Ou seja, ou a classe dominante se ligava à metrópole contra os negros, ou armava os negros para garantir sua independência.

“Ora, o aparelho administrativo montado na Colônia tinha dupla finalidade: defender os interesses da Coroa e garantir a segurança dos senhores da insurgência negra escrava, que se mostrava constante nessa fase de modo de produção escravista (escravismo pleno). Se de um lado, esmeravam-se na  defesa dos direitos do Rei, da segurança da classe senhoril e na eficiência da máquina administrativa local, de outro, estruturavam-se militarmente para conter os escravos (africanos e também índios) que se recusavam ao trabalho, que através da fuga individual, quer através de quilombos que se organizavam em toda a Colônia.” (Clóvis Moura, pg. 42)


O Brasil, por conta de seu papel internacional, foi o ultimo país a abolir a escravidão. Mesmo com a proibição do tráfico internacional (que demorou tempo para ser realmente cumprido), o tráfico interno e um pequeno desenvolvimento de “produção de escravos”,  garantiu continuidade do regime e ao mesmo tempo um demorado processo de modernização e industrialização.

A industrialização tardia é iniciada pelo capital inglês, já apontando a continuidade da dependência internacional do país. Essa condição abre espaço para uma burguesia conservadora e débil que possui muito mais medo da classe trabalhadora e dos negros recém libertos do que tem coragem para se opor à antiga elite colonial ou à dominação internacional.

Essa classe nascente opta pela conciliação com a elite agrária e a dominação inglesa para desenvolver o capitalismo no país. Essa decisão torna incapaz o cumprimento do papel revolucionário que a classe burguesa internacional chegou a cumprir contra o feudalismo, deixando aqui um conjunto de tarefas democráticas em aberto.

“Essa burguesia que se inicia no segundo e último período do escravismo era uma burguesia auxiliar, condicionada, dependente, apêndice e colaboradora dos interesses dos compradores, vendedores ou investidores da nova Metrópole: a Inglaterra. Os seus espaços econômicos, sociais e culturais já estavam tomados, as iniciativas pioneiras e acumuladoras de capitais já haviam sido ocupadas e funcionavam independentemente de sua liderança.

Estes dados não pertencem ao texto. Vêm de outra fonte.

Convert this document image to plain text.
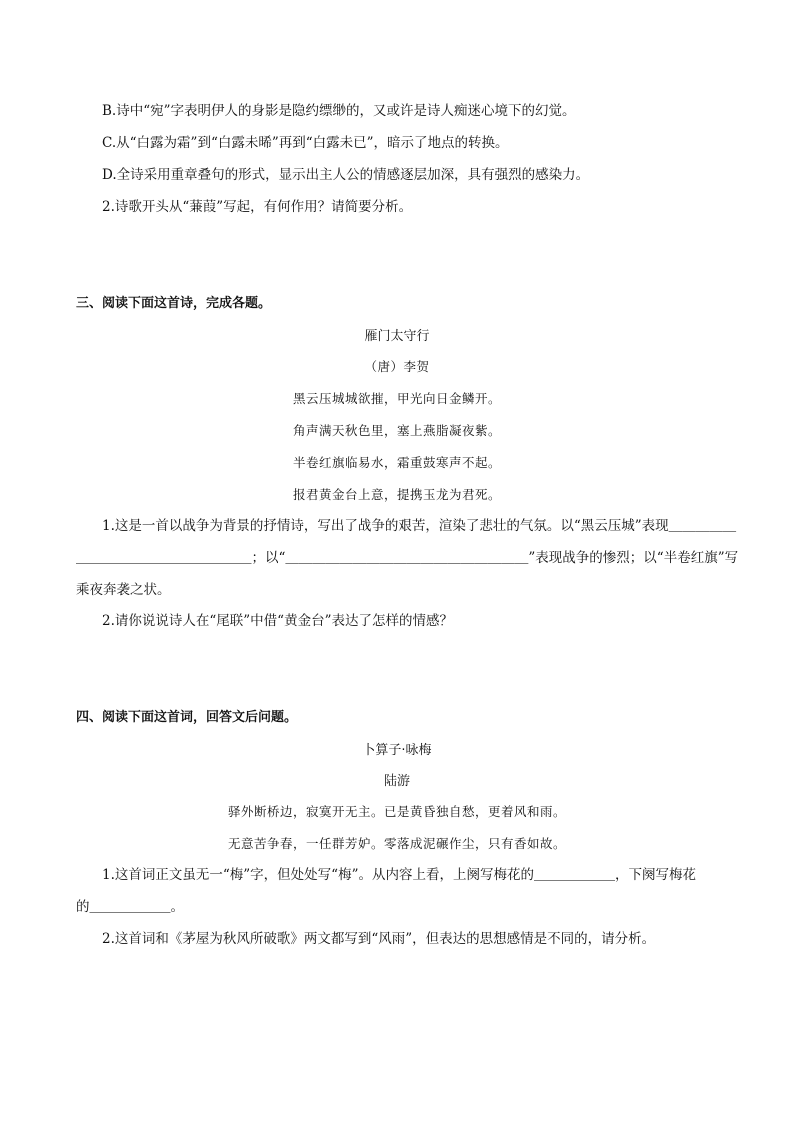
B.诗中“宛”字表明伊人的身影是隐约缥缈的，又或许是诗人痴迷心境下的幻觉。
C.从“白露为霜”到“白露未晞”再到“白露未已”，暗示了地点的转换。
D.全诗采用重章叠句的形式，显示出主人公的情感逐层加深，具有强烈的感染力。
2.诗歌开头从“蒹葭”写起，有何作用？请简要分析。
三、阅读下面这首诗，完成各题。
雁门太守行
（唐）李贺
黑云压城城欲摧，甲光向日金鳞开。
角声满天秋色里，塞上燕脂凝夜紫。
半卷红旗临易水，霜重鼓寒声不起。
报君黄金台上意，提携玉龙为君死。
1.这是一首以战争为背景的抒情诗，写出了战争的艰苦，渲染了悲壮的气氛。以“黑云压城”表现＿＿＿＿＿
＿＿＿＿＿＿＿＿＿＿＿＿＿；以“＿＿＿＿＿＿＿＿＿＿＿＿＿＿＿＿＿＿”表现战争的惨烈；以“半卷红旗”写
乘夜奔袭之状。
2.请你说说诗人在“尾联”中借“黄金台”表达了怎样的情感？
四、阅读下面这首词，回答文后问题。
卜算子·咏梅
陆游
驿外断桥边，寂寞开无主。已是黄昏独自愁，更着风和雨。
无意苦争春，一任群芳妒。零落成泥碾作尘，只有香如故。
1.这首词正文虽无一“梅”字，但处处写“梅”。从内容上看，上阕写梅花的＿＿＿＿＿＿，下阕写梅花
的＿＿＿＿＿＿。
2.这首词和《茅屋为秋风所破歌》两文都写到“风雨”，但表达的思想感情是不同的，请分析。
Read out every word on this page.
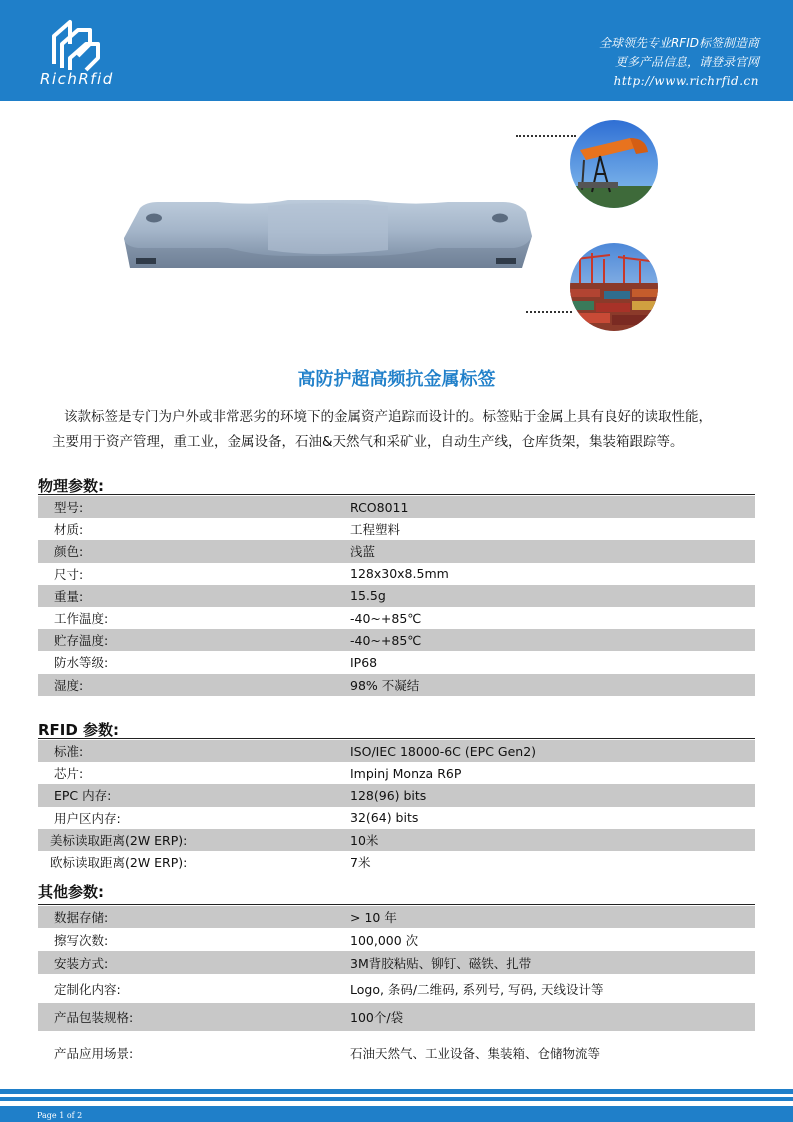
RichRfid
全球领先专业RFID标签制造商
更多产品信息，请登录官网
http://www.richrfid.cn
高防护超高频抗金属标签
该款标签是专门为户外或非常恶劣的环境下的金属资产追踪而设计的。标签贴于金属上具有良好的读取性能，
主要用于资产管理，重工业，金属设备，石油&天然气和采矿业，自动生产线，仓库货架，集装箱跟踪等。
物理参数:
型号:	RCO8011
材质:	工程塑料
颜色:	浅蓝
尺寸:	128x30x8.5mm
重量:	15.5g
工作温度:	-40~+85℃
贮存温度:	-40~+85℃
防水等级:	IP68
湿度:	98% 不凝结
RFID 参数:
标准:	ISO/IEC 18000-6C (EPC Gen2)
芯片:	Impinj Monza R6P
EPC 内存:	128(96) bits
用户区内存:	32(64) bits
美标读取距离(2W ERP):	10米
欧标读取距离(2W ERP):	7米
其他参数:
数据存储:	> 10 年
擦写次数:	100,000 次
安装方式:	3M背胶粘贴、铆钉、磁铁、扎带
定制化内容:	Logo, 条码/二维码, 系列号, 写码, 天线设计等
产品包装规格:	100个/袋
产品应用场景:	石油天然气、工业设备、集装箱、仓储物流等
Page 1 of 2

Passou, a partir daí, a ser uma burguesia subalterna, que desempenharia funções caudatárias, porém, jamais assumiria o seu papel social e político de transformadora de uma nova etapa histórica de nossa sociedade através de uma proposta de nova orientação social.” (Clóvis Moura, pg. 79)


O processo de abolição foi garantido por um Estado de classe, que defendia o direito do latifúndio, e que passa depois a servir como balcão de negócios da burguesia. No pós-abolição, ao passo que os grandes senhores são indenizados por perderem os seus “bens”, os negros são atacados pela legislação, a exemplo da lei de terras¹, para assim garantir que se perpetuasse a desigualdade entre negros e brancos.

Os negros não tiveram direito à terra para garantir à classe dominante mão de obra barata, ao mesmo tempo que as politicas de branqueamento da população brasileira colocaram os libertos numa situação ainda mais marginalizada. São os imigrantes europeus que ocupam os melhores postos de trabalho e podem, a partir de um certo acúmulo de dinheiro e mesmo por incentivo do próprio Estado, comprar terras e produzir. Já os ex-escravizados ocupam os postos mais precarizados e se tornam também a maioria do exército de reserva, composto por negros e pobres urbanos.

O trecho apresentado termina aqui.